Chocolate Babka Cake
Updated: May 23
My maternal grandparents arrived in Israel from Polland on the same boat in 1933. They were both members of a zionist youth movement that believed in the redemption of Eretz Yisrael and the Jewish People through manual labor and the revival of the Hebrew language. They left behind their parents and siblings, not imagining that some years later, they will all be sent to their death. Grandma Leah spent her first years in the Kibbutz and Grandpa Zvi worked in building houses in Tel Aviv. They met two years later and settled down in Rehovot, where my grandpa opened a small shoe repair shop and my grandma stayed home to care for the house and their three children that were born soon after. Saftas (Hebrew for grandma) Leah was a talented, hard-working cook, in her tiny little kitchen there was always something cooking on the stove and in the oven. It was a humble household and nothing went to waste, we grew up with this notion and felt her deep love through the food she made. Today I know that cooking for her was much more than feeding the family she built on a low budget and a way to express love and warmth. The aroma and the flavors of these dishes took her back home to her childhood in Polland, and gave my grandfather, who lost his mother at a very young age, a sense of home.
This Babka cake was one of Safta Leah's signature dishes, she made the dough the day before and stored it in the fridge overnight. Her long cylinder-shaped cakes were filled with either poppy seeds, homemade jam, sweet cheese and raisins, or chocolate cream, and placed side by side on one sheet pan. I have a vivid memory of these loaded pans coming out of the oven, and of myself sneaking around, waiting impatiently until it will be cooled down and finally separated and sliced.
Makes 4 loaves (to fill standard size 13"x18" sheet pan)
500 gr (3.5 cups) all-purpose unbleached flour
6 gr (2 teaspoons) instant dry yeast (if using active dry yeast, dissolved it first and rehydrate it in water, and allow more time to rise)
100 gr (1/2 cup) sugar
200 gr butter, soften
Pinch of salt
2 eggs + 1 egg for egg wash
120 gr milk (1/2 cup)
1 cup (100 gr) cacao powder
1 1/2 cup (300gr) sugar
100 gr butter
1 teaspoon cinnamon
In the mixer bowl mix milk and yeast. Add the flour, sugar, egg, and salt. Mix at low speed for 3 mins.
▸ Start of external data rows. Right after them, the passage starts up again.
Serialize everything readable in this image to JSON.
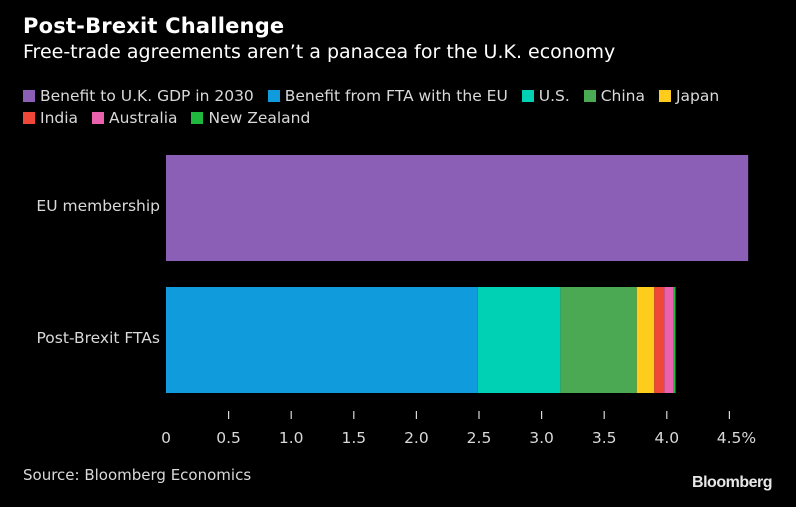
{
  "title": "Post-Brexit Challenge",
  "subtitle": "Free-trade agreements aren’t a panacea for the U.K. economy",
  "legend": {
    "row1": [
      {
        "label": "Benefit to U.K. GDP in 2030",
        "color": "#8c5fb6"
      },
      {
        "label": "Benefit from FTA with the EU",
        "color": "#0f9bdc"
      },
      {
        "label": "U.S.",
        "color": "#00d1b4"
      },
      {
        "label": "China",
        "color": "#4ca953"
      },
      {
        "label": "Japan",
        "color": "#fdcc1c"
      }
    ],
    "row2": [
      {
        "label": "India",
        "color": "#ef4738"
      },
      {
        "label": "Australia",
        "color": "#ea62ae"
      },
      {
        "label": "New Zealand",
        "color": "#1eb83e"
      }
    ]
  },
  "chart_data": {
    "type": "bar",
    "orientation": "horizontal",
    "stacked": true,
    "title": "Post-Brexit Challenge",
    "subtitle": "Free-trade agreements aren’t a panacea for the U.K. economy",
    "categories": [
      "EU membership",
      "Post-Brexit FTAs"
    ],
    "series": [
      {
        "name": "Benefit to U.K. GDP in 2030",
        "color": "#8c5fb6",
        "values": [
          4.65,
          0
        ]
      },
      {
        "name": "Benefit from FTA with the EU",
        "color": "#0f9bdc",
        "values": [
          0,
          2.49
        ]
      },
      {
        "name": "U.S.",
        "color": "#00d1b4",
        "values": [
          0,
          0.66
        ]
      },
      {
        "name": "China",
        "color": "#4ca953",
        "values": [
          0,
          0.61
        ]
      },
      {
        "name": "Japan",
        "color": "#fdcc1c",
        "values": [
          0,
          0.14
        ]
      },
      {
        "name": "India",
        "color": "#ef4738",
        "values": [
          0,
          0.08
        ]
      },
      {
        "name": "Australia",
        "color": "#ea62ae",
        "values": [
          0,
          0.075
        ]
      },
      {
        "name": "New Zealand",
        "color": "#1eb83e",
        "values": [
          0,
          0.015
        ]
      }
    ],
    "xlabel": "",
    "ylabel": "",
    "xlim": [
      0,
      4.65
    ],
    "xticks": [
      0,
      0.5,
      1.0,
      1.5,
      2.0,
      2.5,
      3.0,
      3.5,
      4.0,
      4.5
    ],
    "xtick_labels": [
      "0",
      "0.5",
      "1.0",
      "1.5",
      "2.0",
      "2.5",
      "3.0",
      "3.5",
      "4.0",
      "4.5%"
    ],
    "grid": false,
    "legend_position": "top"
  },
  "source": "Source: Bloomberg Economics",
  "brand": "Bloomberg"
}
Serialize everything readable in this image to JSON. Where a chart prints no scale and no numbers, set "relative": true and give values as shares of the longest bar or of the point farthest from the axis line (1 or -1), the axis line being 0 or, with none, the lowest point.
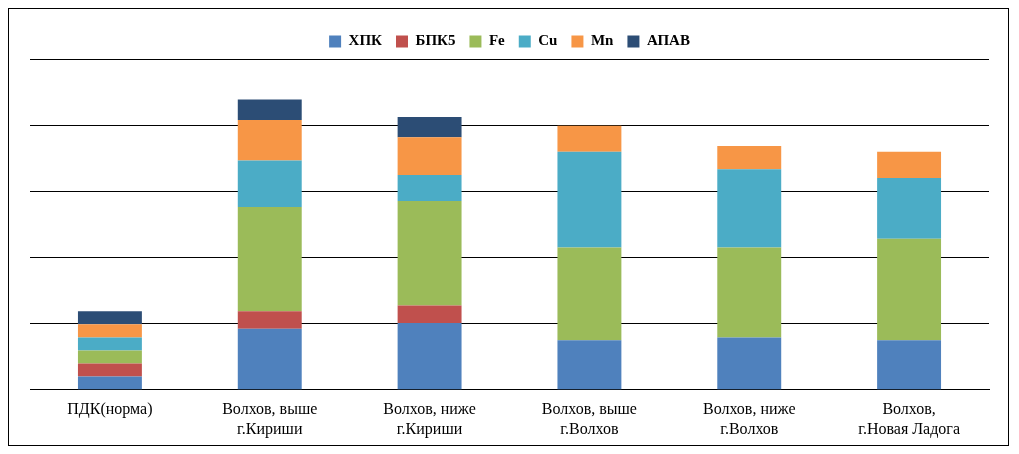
{
  "chart_data": {
    "type": "bar",
    "stacked": true,
    "relative": true,
    "grid": "y",
    "legend": "top",
    "categories": [
      "ПДК(норма)",
      "Волхов, выше\nг.Кириши",
      "Волхов, ниже\nг.Кириши",
      "Волхов, выше\nг.Волхов",
      "Волхов, ниже\nг.Волхов",
      "Волхов,\nг.Новая Ладога"
    ],
    "series": [
      {
        "name": "ХПК",
        "color": "#4f81bd",
        "values": [
          0.045,
          0.21,
          0.23,
          0.17,
          0.18,
          0.17
        ]
      },
      {
        "name": "БПК5",
        "color": "#c0504d",
        "values": [
          0.045,
          0.06,
          0.06,
          null,
          null,
          null
        ]
      },
      {
        "name": "Fe",
        "color": "#9bbb59",
        "values": [
          0.045,
          0.36,
          0.36,
          0.32,
          0.31,
          0.35
        ]
      },
      {
        "name": "Cu",
        "color": "#4bacc6",
        "values": [
          0.045,
          0.16,
          0.09,
          0.33,
          0.27,
          0.21
        ]
      },
      {
        "name": "Mn",
        "color": "#f79646",
        "values": [
          0.045,
          0.14,
          0.13,
          0.09,
          0.08,
          0.09
        ]
      },
      {
        "name": "АПАВ",
        "color": "#2c4d75",
        "values": [
          0.045,
          0.07,
          0.07,
          null,
          null,
          null
        ]
      }
    ]
  }
}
Add the soft butter chunks, and continue to mix for 7 min at medium-low speed, until a smooth and sticky dough forms. To scrap the dough from the side of the bowl, add a tablespoon more flour at a time, beating very well in between additions, until it comes together and you can release the dough from the hook attachment.
Stretch the dough to form a ball, dust it with just a bit of flour and place it back in the bowl. Cover with a clean towel or loosely with plastic wrap. Allow it to rise for 30-45 minutes, then refrigerate for at least 3 hours or overnight.
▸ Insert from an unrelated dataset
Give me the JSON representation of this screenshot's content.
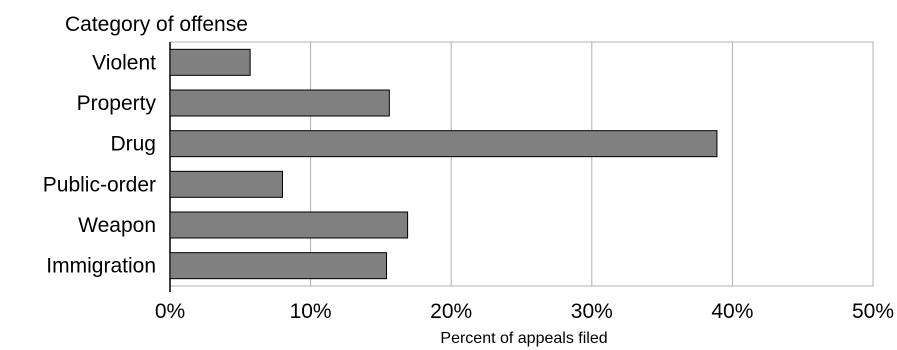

Prepare the filling: in a small saucepan combine sugar, cacao powder, and butter, and mix until smooth and creamy.
Divide the dough into 4 equal pieces, roll each piece into a 12″x16″ rectangle, and spread a thick layer of the filling, leaving a 1" surface with no filling at the far end. Dust with a thin layer of cinnamon.
Roll the dough starting from the end closer to you. Once you have rolled the dough, place it in the baking pan seam side down. Repeat with the other 3 pieces of dough, placing the cylinder on the pan about 2" apart.
Cover the pan loosely with plastic wrap or a clean towel, and let it rise at room temperature for about an hour. Toward the end of the rising time, preheat the oven to 350°F.
Make the egg wash by whisking the egg with 1 Tablespoon of water, then gently brush the cakes' top and sides.
Bake until golden brown, about 30 minutes (check after about 15 mins, then rotate the pans and bake for extra 15-20 mins ).
Remove from the oven and cool completely, then separate the babkas, slice, and serve.
Store any leftover cakes in a ziplock bag and freeze.